Check-in Application:
- The Watch applies check-in requirements to the overall Watch, not to each individual machine independently.
- For example, in a Cascading Watch with a 5-minute period: if Machine 1 checks in, the next expected check-in is 5 minutes later. If Machine 2 checks in shortly after, the next check-in time is incremented 5 minutes from Machine 2's check-in.
- The Watch maintains a single expected check-in time, not a separate one for each machine.
- Note: Maintaining individual expected check-ins per machine ("Condition By Machine") is a planned future feature."
Condition By Queue
Watches can be configured to monitor a workflow that operates across multiple queues. This is particularly useful when a single workflow is reused for different queues. Instead of creating a separate Watch for each queue, you can use the 'Condition By Queue' setting. Here’s how it works:
Queue Identification: The Queue is identified in the API call. This allows the Watch to track activity for each queue individually.
Individual Tracking: The Watch monitors each queue’s check-ins and tracks its progress. The check-in requirements are applied to each queue individually.
Watch Activation/Deactivation:
- The Watch is activated either directly or when a queue for the watch is activated.
- The overall Watch remains active as long as at least one queue is active.
- Individual queues handle their own deactivation when they've completed their assigned tasks for the current iteration.
- The Watch deactivates only after all active queues have deactivated.

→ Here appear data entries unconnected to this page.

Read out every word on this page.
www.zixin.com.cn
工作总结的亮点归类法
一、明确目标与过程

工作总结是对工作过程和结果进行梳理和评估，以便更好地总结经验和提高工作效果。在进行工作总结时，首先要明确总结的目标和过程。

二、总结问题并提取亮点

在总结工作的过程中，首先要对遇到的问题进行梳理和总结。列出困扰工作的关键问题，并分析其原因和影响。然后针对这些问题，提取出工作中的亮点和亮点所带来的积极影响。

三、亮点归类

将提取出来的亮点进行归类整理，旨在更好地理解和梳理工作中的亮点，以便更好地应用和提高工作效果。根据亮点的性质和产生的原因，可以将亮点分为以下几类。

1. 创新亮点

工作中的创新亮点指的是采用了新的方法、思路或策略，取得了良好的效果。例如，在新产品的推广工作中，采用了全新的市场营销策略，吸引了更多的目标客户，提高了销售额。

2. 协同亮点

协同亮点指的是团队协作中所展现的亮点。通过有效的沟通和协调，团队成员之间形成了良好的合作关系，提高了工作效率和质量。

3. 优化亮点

Dynamic Tracking: The Watch dynamically adapts to situations where only a subset of queues are active. It focuses on tracking only those queues involved in the current iteration, whether they've provided check-ins or were explicitly activated.
Check-in Application:
- The Watch applies check-in requirements to each active queue in the Watch.
- For example, in a Cascading Watch with a 5-minute period: if Queue 1 checks in, the next expected check-in is 5 minutes later only for Queue 1. If Queue 2 didn’t check-in within its 5 minutes, Queue 2 would transition to an Error state.
- This Watch also supports multi-machine workflows for each Queue.